Bulgaria wants to expand its sole gas storage facility and build pipeline links to neighbouring Greece and Romania quickly after a cut-off in Russian gas supplies left tens of thousands of homes without heating and forced some factories to shut down. 

Former communist eastern Europe has so far done little to reduce reliance on its former Soviet master, Russia, and on single supply routes. Some, like Serbia and Bosnia, not only depend fully on Russia, but have no gas reserves either. 

As a result, countries in the region are the worst hit in the Moscow-Kiev gas price dispute which has cut flows to Europe. The disruption is exacerbated by a lack of pipeline links between countries in eastern Europe, outdated Soviet-era grid infrastructure, transmission losses and high energy intensity. 

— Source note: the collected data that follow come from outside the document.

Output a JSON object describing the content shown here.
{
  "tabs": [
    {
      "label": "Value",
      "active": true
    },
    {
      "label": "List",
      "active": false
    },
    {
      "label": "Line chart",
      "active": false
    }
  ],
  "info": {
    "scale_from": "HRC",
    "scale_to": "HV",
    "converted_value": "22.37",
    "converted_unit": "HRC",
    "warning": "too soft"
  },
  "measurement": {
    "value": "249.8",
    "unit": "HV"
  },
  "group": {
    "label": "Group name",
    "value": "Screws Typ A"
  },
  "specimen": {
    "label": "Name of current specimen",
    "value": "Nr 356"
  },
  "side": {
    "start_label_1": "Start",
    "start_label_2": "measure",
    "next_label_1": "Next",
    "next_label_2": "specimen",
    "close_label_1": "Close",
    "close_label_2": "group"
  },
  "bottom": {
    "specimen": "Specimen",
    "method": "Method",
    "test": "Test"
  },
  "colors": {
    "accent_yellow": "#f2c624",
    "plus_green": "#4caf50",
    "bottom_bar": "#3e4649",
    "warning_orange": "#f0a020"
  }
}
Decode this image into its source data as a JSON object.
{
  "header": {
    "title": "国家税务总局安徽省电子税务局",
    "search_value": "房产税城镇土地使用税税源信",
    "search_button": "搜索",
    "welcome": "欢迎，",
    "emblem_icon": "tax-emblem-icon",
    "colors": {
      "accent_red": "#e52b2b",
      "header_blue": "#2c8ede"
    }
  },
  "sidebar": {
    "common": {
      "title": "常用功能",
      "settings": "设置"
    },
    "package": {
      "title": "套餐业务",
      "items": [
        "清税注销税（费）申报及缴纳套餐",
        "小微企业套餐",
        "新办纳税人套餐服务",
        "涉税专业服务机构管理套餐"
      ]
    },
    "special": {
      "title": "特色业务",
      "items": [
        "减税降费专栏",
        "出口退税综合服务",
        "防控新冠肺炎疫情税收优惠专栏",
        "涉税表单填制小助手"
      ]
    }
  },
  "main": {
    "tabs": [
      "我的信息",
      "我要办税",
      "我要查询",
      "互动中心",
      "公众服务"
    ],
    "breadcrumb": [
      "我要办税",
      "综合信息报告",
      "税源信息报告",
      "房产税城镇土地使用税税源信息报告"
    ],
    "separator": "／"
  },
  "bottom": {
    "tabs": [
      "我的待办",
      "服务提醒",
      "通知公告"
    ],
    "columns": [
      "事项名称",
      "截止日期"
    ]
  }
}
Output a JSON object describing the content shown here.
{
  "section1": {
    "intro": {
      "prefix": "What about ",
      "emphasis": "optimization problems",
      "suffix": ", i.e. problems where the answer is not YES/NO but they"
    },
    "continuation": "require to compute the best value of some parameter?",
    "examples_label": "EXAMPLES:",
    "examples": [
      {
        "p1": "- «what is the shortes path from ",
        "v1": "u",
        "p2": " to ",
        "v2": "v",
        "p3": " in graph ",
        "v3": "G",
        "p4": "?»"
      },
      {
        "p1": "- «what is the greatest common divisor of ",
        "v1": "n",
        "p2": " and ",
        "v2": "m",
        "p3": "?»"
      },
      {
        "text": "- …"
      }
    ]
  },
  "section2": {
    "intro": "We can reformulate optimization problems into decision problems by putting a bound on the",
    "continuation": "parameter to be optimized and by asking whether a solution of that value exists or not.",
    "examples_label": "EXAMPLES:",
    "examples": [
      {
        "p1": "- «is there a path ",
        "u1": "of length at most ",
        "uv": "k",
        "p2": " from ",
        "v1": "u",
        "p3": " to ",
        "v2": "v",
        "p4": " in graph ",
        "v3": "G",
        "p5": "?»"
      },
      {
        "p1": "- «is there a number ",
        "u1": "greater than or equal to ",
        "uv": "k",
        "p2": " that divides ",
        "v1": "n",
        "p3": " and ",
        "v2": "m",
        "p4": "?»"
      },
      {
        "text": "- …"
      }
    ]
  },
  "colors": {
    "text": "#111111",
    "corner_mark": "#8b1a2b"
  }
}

Prime Minister Sergei Stanishev told parliament Bulgaria needed 125 million euros in EU aid to quickly build a 115-km stretch to an existing Turkey-Greece pipeline that would allow it to eventually import an agreed 1 billion cubic meters of Azeri gas a year. 

Bulgaria also wants to build four separate stretches in the north to link its network with that of Romania, he said.
The projects are part of a plan by eight central and southeast European countries to link their pipeline networks, first announced last year and still on the drawing board.
Bulgaria also seeks 250 million euros to complete the expansion of its sole gas storage facility of Chiren and be able to draw over 10 million cubic metres a day from a maximum of 4.3 million now, Stanishev said. 

The country is currently meeting about a third of its daily needs of about 12 mcm with gas from Chiren. The storage flow will start declining at the end of this week, the state gas transmission company Bulgartransgaz has said.